Mother’s Day: To Honor Mothers Everywhere

Today’s message summary of May 13, 2018 from Pastor Gus Brown:

Mother’s Day was founded in 1872 by Julia Ward.  She also was the person who wrote the words to the Battle Hymn of the Republic.  Her desire was to honor mothers everywhere.

Ann Jarvis was the person to bring Mother’s Day into a “holiday,” She wrote to congress and the President, and she wrote to the superintendent of Andrews Methodist Church in Grafton, West Virginia.  She wanted her mother to be recognized for teaching Sunday school for over twenty years. She wanted a service to be held in her honor.

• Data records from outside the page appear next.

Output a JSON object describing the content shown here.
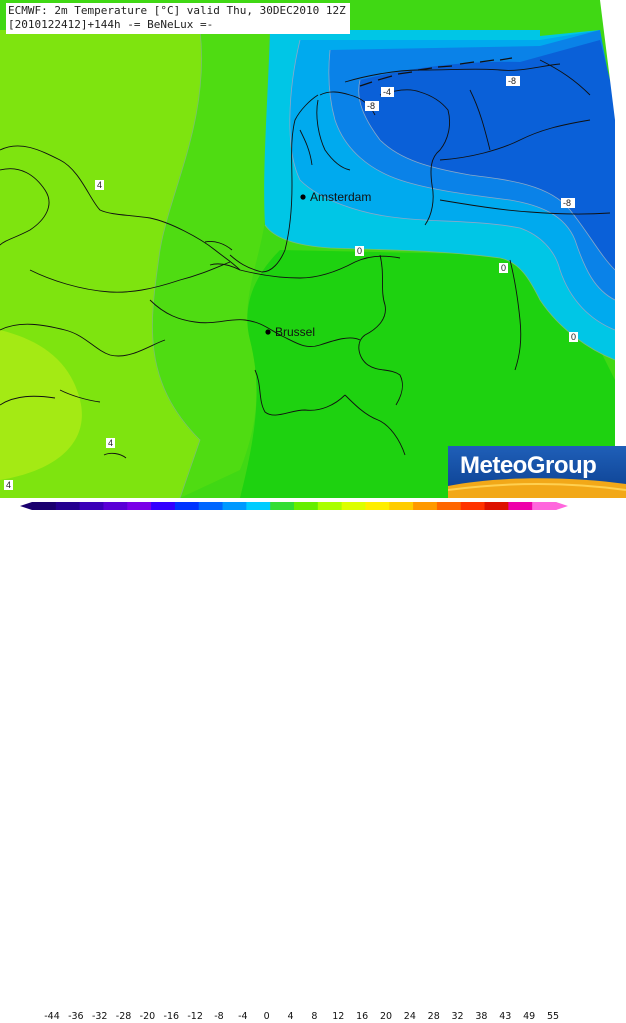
{
  "header": {
    "line1": "ECMWF: 2m Temperature [°C] valid Thu, 30DEC2010 12Z",
    "line2": "[2010122412]+144h -= BeNeLux =-"
  },
  "cities": [
    {
      "name": "Amsterdam"
    },
    {
      "name": "Brussel"
    }
  ],
  "isoline_labels": [
    "-4",
    "-8",
    "-8",
    "-8",
    "4",
    "0",
    "0",
    "0",
    "4",
    "4"
  ],
  "logo": {
    "text": "MeteoGroup"
  },
  "legend": {
    "ticks": [
      "-44",
      "-36",
      "-32",
      "-28",
      "-20",
      "-16",
      "-12",
      "-8",
      "-4",
      "0",
      "4",
      "8",
      "12",
      "16",
      "20",
      "24",
      "28",
      "32",
      "38",
      "43",
      "49",
      "55"
    ],
    "colors": [
      "#1a006e",
      "#24008f",
      "#3b00b8",
      "#5a00d6",
      "#7a00e8",
      "#3300ff",
      "#0033ff",
      "#0066ff",
      "#0099ff",
      "#00ccff",
      "#33dd33",
      "#66ee00",
      "#aaff00",
      "#ddff00",
      "#ffee00",
      "#ffcc00",
      "#ff9900",
      "#ff6600",
      "#ff3300",
      "#dd1100",
      "#ee00aa",
      "#ff66dd"
    ]
  },
  "palette": {
    "land_green_dark": "#11d211",
    "land_green_mid": "#3fd814",
    "land_green_light": "#7ee40f",
    "land_yellowgreen": "#a4ea14",
    "sea_cyan": "#00c6e6",
    "sea_light_blue": "#00a8ee",
    "sea_blue": "#0a7ee8",
    "sea_deep_blue": "#0a5ed8"
  }
}
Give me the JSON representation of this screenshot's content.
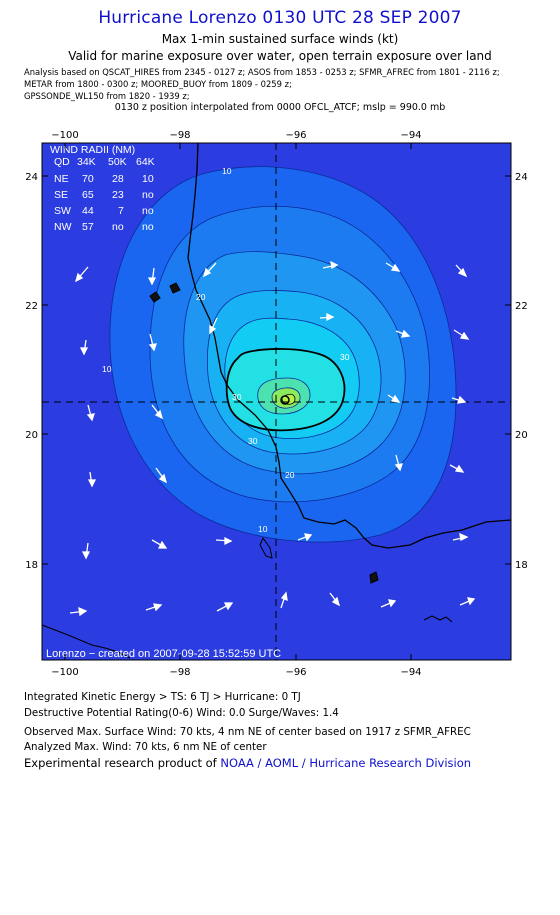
{
  "header": {
    "title": "Hurricane Lorenzo 0130 UTC 28 SEP 2007",
    "subtitle": "Max 1-min sustained surface winds (kt)",
    "validity": "Valid for marine exposure over water, open terrain exposure over land",
    "analysis_lines": [
      "Analysis based on  QSCAT_HIRES from 2345 - 0127 z;  ASOS from 1853 - 0253 z;  SFMR_AFREC from 1801 - 2116 z;",
      "METAR from 1800 - 0300 z;  MOORED_BUOY from 1809 - 0259 z;",
      "GPSSONDE_WL150 from 1820 - 1939 z;"
    ],
    "interpolation": "0130 z position interpolated from 0000 OFCL_ATCF; mslp = 990.0 mb"
  },
  "map": {
    "lon_labels": [
      "−100",
      "−98",
      "−96",
      "−94"
    ],
    "lat_labels": [
      "24",
      "22",
      "20",
      "18"
    ],
    "contour_labels": [
      "10",
      "10",
      "20",
      "20",
      "30",
      "30",
      "30",
      "10"
    ],
    "center": {
      "lon": -96.1,
      "lat": 20.5
    },
    "colors": {
      "ocean": "#2b3ce0",
      "c10": "#1a66f0",
      "c20": "#1f8ff2",
      "c30": "#12c8f4",
      "c40": "#2ee6d4",
      "c50": "#55e896",
      "c60": "#8aec5c",
      "frame": "#000000"
    },
    "credit": "Lorenzo − created on 2007-09-28 15:52:59 UTC"
  },
  "wind_radii": {
    "title": "WIND RADII (NM)",
    "columns": [
      "QD",
      "34K",
      "50K",
      "64K"
    ],
    "rows": [
      [
        "NE",
        "70",
        "28",
        "10"
      ],
      [
        "SE",
        "65",
        "23",
        "no"
      ],
      [
        "SW",
        "44",
        "7",
        "no"
      ],
      [
        "NW",
        "57",
        "no",
        "no"
      ]
    ]
  },
  "footer": {
    "ike": "Integrated Kinetic Energy > TS: 6 TJ   > Hurricane: 0 TJ",
    "dpr": "Destructive Potential Rating(0-6)   Wind: 0.0 Surge/Waves: 1.4",
    "observed": "Observed Max. Surface Wind: 70 kts, 4 nm NE of center based on 1917 z SFMR_AFREC",
    "analyzed": "Analyzed Max. Wind: 70 kts, 6 nm NE of center",
    "credit_prefix": "Experimental research product of ",
    "credit_link": "NOAA / AOML / Hurricane Research Division"
  }
}
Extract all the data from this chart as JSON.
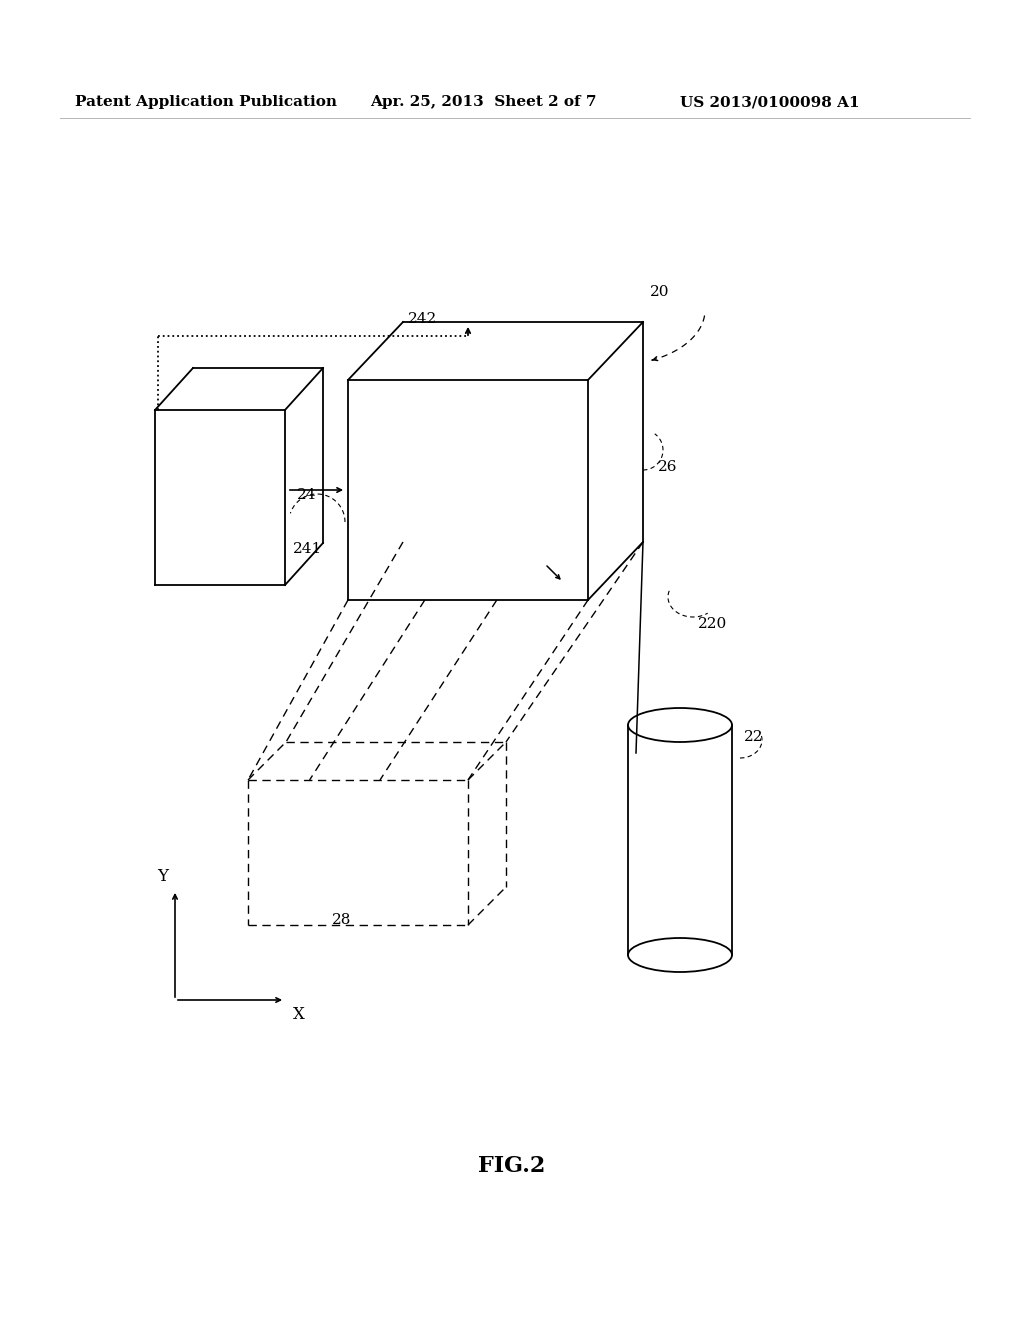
{
  "bg_color": "#ffffff",
  "line_color": "#000000",
  "header_left": "Patent Application Publication",
  "header_mid": "Apr. 25, 2013  Sheet 2 of 7",
  "header_right": "US 2013/0100098 A1",
  "fig_label": "FIG.2",
  "label_20": "20",
  "label_22": "22",
  "label_24": "24",
  "label_241": "241",
  "label_242": "242",
  "label_26": "26",
  "label_28": "28",
  "label_220": "220",
  "label_X": "X",
  "label_Y": "Y"
}
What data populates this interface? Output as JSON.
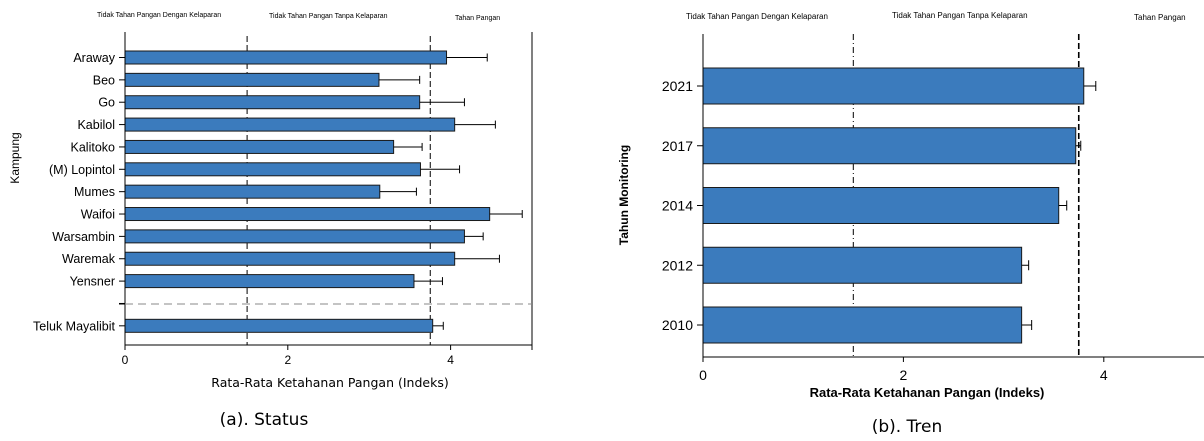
{
  "chart_data": [
    {
      "type": "bar",
      "orientation": "horizontal",
      "caption": "(a). Status",
      "ylabel": "Kampung",
      "xlabel": "Rata-Rata Ketahanan Pangan (Indeks)",
      "xlim": [
        0,
        5
      ],
      "xticks": [
        "0",
        "2",
        "4"
      ],
      "categories": [
        "Araway",
        "Beo",
        "Go",
        "Kabilol",
        "Kalitoko",
        "(M) Lopintol",
        "Mumes",
        "Waifoi",
        "Warsambin",
        "Waremak",
        "Yensner",
        "",
        "Teluk Mayalibit"
      ],
      "values": [
        3.95,
        3.12,
        3.62,
        4.05,
        3.3,
        3.63,
        3.13,
        4.48,
        4.17,
        4.05,
        3.55,
        null,
        3.78
      ],
      "errors": [
        0.5,
        0.5,
        0.55,
        0.5,
        0.35,
        0.48,
        0.45,
        0.4,
        0.23,
        0.55,
        0.35,
        null,
        0.13
      ],
      "reference_lines": [
        {
          "x": 1.5,
          "style": "dashed"
        },
        {
          "x": 3.75,
          "style": "dashed"
        }
      ],
      "zones": [
        "Tidak Tahan Pangan Dengan Kelaparan",
        "Tidak Tahan Pangan Tanpa Kelaparan",
        "Tahan Pangan"
      ],
      "bar_color": "#3b7bbd",
      "grid": false
    },
    {
      "type": "bar",
      "orientation": "horizontal",
      "caption": "(b). Tren",
      "ylabel": "Tahun Monitoring",
      "xlabel": "Rata-Rata Ketahanan Pangan (Indeks)",
      "xlim": [
        0,
        5
      ],
      "xticks": [
        "0",
        "2",
        "4"
      ],
      "categories": [
        "2021",
        "2017",
        "2014",
        "2012",
        "2010"
      ],
      "values": [
        3.8,
        3.72,
        3.55,
        3.18,
        3.18
      ],
      "errors": [
        0.12,
        0.05,
        0.08,
        0.07,
        0.1
      ],
      "reference_lines": [
        {
          "x": 1.5,
          "style": "dash-dot"
        },
        {
          "x": 3.75,
          "style": "dashed"
        }
      ],
      "zones": [
        "Tidak Tahan Pangan Dengan Kelaparan",
        "Tidak Tahan Pangan Tanpa Kelaparan",
        "Tahan Pangan"
      ],
      "bar_color": "#3b7bbd",
      "grid": false
    }
  ]
}
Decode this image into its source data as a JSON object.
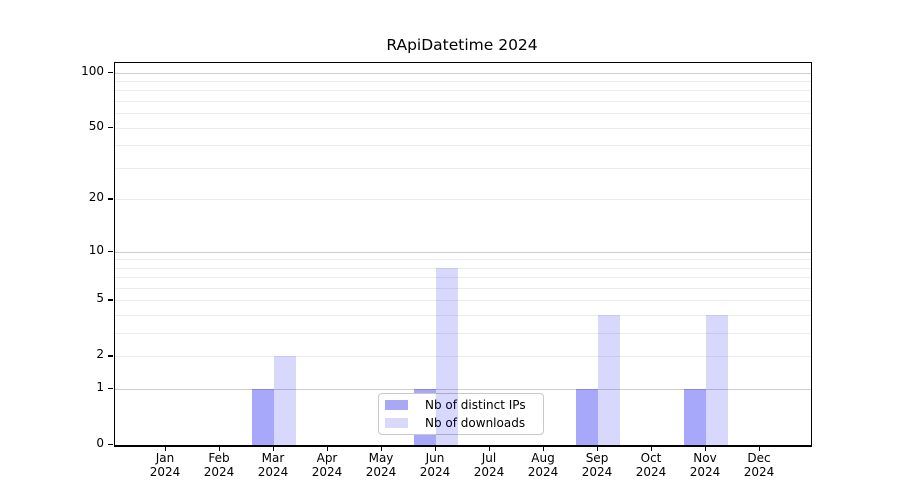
{
  "chart_data": {
    "type": "bar",
    "title": "RApiDatetime 2024",
    "categories": [
      "Jan",
      "Feb",
      "Mar",
      "Apr",
      "May",
      "Jun",
      "Jul",
      "Aug",
      "Sep",
      "Oct",
      "Nov",
      "Dec"
    ],
    "year_label": "2024",
    "series": [
      {
        "name": "Nb of distinct IPs",
        "swatch_color": "#a8a8f6",
        "fill": "rgba(0,0,240,0.34)",
        "values": [
          0,
          0,
          1,
          0,
          0,
          1,
          0,
          0,
          1,
          0,
          1,
          0
        ]
      },
      {
        "name": "Nb of downloads",
        "swatch_color": "#d9d9fb",
        "fill": "rgba(10,10,245,0.16)",
        "values": [
          0,
          0,
          2,
          0,
          0,
          8,
          0,
          0,
          4,
          0,
          4,
          0
        ]
      }
    ],
    "y_scale": "log1p",
    "ylim": [
      0,
      112
    ],
    "y_ticks": [
      0,
      1,
      2,
      5,
      10,
      20,
      50,
      100
    ],
    "grid": {
      "minor_values": [
        2,
        3,
        4,
        5,
        6,
        7,
        8,
        9,
        20,
        30,
        40,
        50,
        60,
        70,
        80,
        90
      ],
      "major_values": [
        1,
        10,
        100
      ],
      "minor_color": "#ececec",
      "major_color": "#cfcfcf"
    },
    "legend_position": "inside-bottom-center",
    "axis_color": "#000000",
    "background": "#ffffff"
  }
}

There is also an International Mother’s Day shrine in Grafton, West Virginia, which was the original church where the first Mother’s Day service was held.

Out of that event grew what was referred to as Mother’s Day Work Clubs. These were older women teaching younger women how to care for their children (Titus 2:1-4).

The woman is never to be set aside as a tag-along.  She is to be honored while the man fulfills his important position in the household.  In her position, the woman is a nurturer of humanity.  She is a mother to all children as well as her own, and even nurtures her own husband.

Mothers deserve to be honored for the work that they do–day by day–month by month–year after year.  There are things that mothers instill within their children that last through today.

Honor is due her on her own merit.

Exodus 20:12

Honor your father and your mother so that you may have a long life in the land that the Lord your God is giving you.

It is a command from God that you honor her and it is a promise for you to keep.

Deuteronomy 5:16

Honor your father and your mother, as the Lord your God has commanded you, so that you may live long and so that you may prosper in the land the Lord your God is giving you.

Matthew 15:4

For God said: Honor your father and your mother; and, Whoever speaks evil of father or mother must be put to death.

Mothers are to teach their children when they are young what it is to honor them–especially the younger men.

A godly mother and her character:

Acts 16:1-3

Paul went on to Derbe and Lystra, where there was a disciple named Timothy, the son of a believing Jewish woman, but his father was a Greek. The brothers and sisters at Lystra and Iconium spoke highly of him. Paul wanted Timothy to go with him; so he took him and circumcised him because of the Jews who were in those places, since they all knew that his father was a Greek.

A mother is to learn to accept who they are as a woman.  It is important to reflect upon others a godly character.  Their children should see the real person that she is.

The woman in Acts 16 is Jewish.  She knew of her heritage, birthright and customs, and she took ownership of it.

Her history:  Moses didn’t marry a Jewish woman. Ruth (a Moabite) married Boaz.  She is aware of Ezra and Nehemiah and the mixed marriages of the day (Ezra 10:11; Nehemiah 10:30).  Joseph married an Egyptian and was used mightily by God.

Embrace who you are and where you come from, but don’t stay in a place where it dictates what you become as a person.  God created you to be the person you are to be in Christ.

Next, the woman in Acts became a believer in Jesus Christ.  The belief in Jesus was first seen in her mother, Lois.  Lois was also Jewish, but she was also a believer.  The daughter witnessed the transformation in her mother’s life.  She saw a new person with undisguised, genuine faith (2 Corinthians 5:17).

2 Timothy 1:5

I recall your sincere faith that first lived in your grandmother Lois and in your mother Eunice and now, I am convinced, is in you also.

Mothers are to live out the life as an example of faith in Jesus Christ.

Third, she was married to a Greek.  They lived in Lystra, a mixed population of Greeks, Jews and Romans.  She was immune to the Jewish bias, prejudice and preconceived notions of other Jews in Jerusalem.  She lived out her faith in spite of her husband being of a different background, and her husband had the faith to let her live out her faith.  It was a relationship of mutual honor and respect.  She lived courageously because of her character and independent thinking to live in the best way she could for herself.

Her son, Timothy, may have never heard that he was a half-breed, as he would have been defined by the Jews.  The way that she raised her son, Timothy, reflected well upon how he was honored.  He was highly respected.  The brothers at Lystra and Iconium spoke well of him (Acts 16:2).  He was the product of his loving mother.

Finally, the woman trusted in God and entrusted Paul to Timothy as a man of God.

  • She knew God had a plan for her son (Romans 12:2; 2 Timothy 3:15).
  • She waited for the right person to come along to help develop her son. She knew and trusted Paul, as she also knew about the thoughts of the other Jewish men (Acts 16:3).

Mothers have to trust others to help raise and develop their children, but they are to know who these people are.

As a mother, are you allowing Jesus to build you in order that you can build up your child?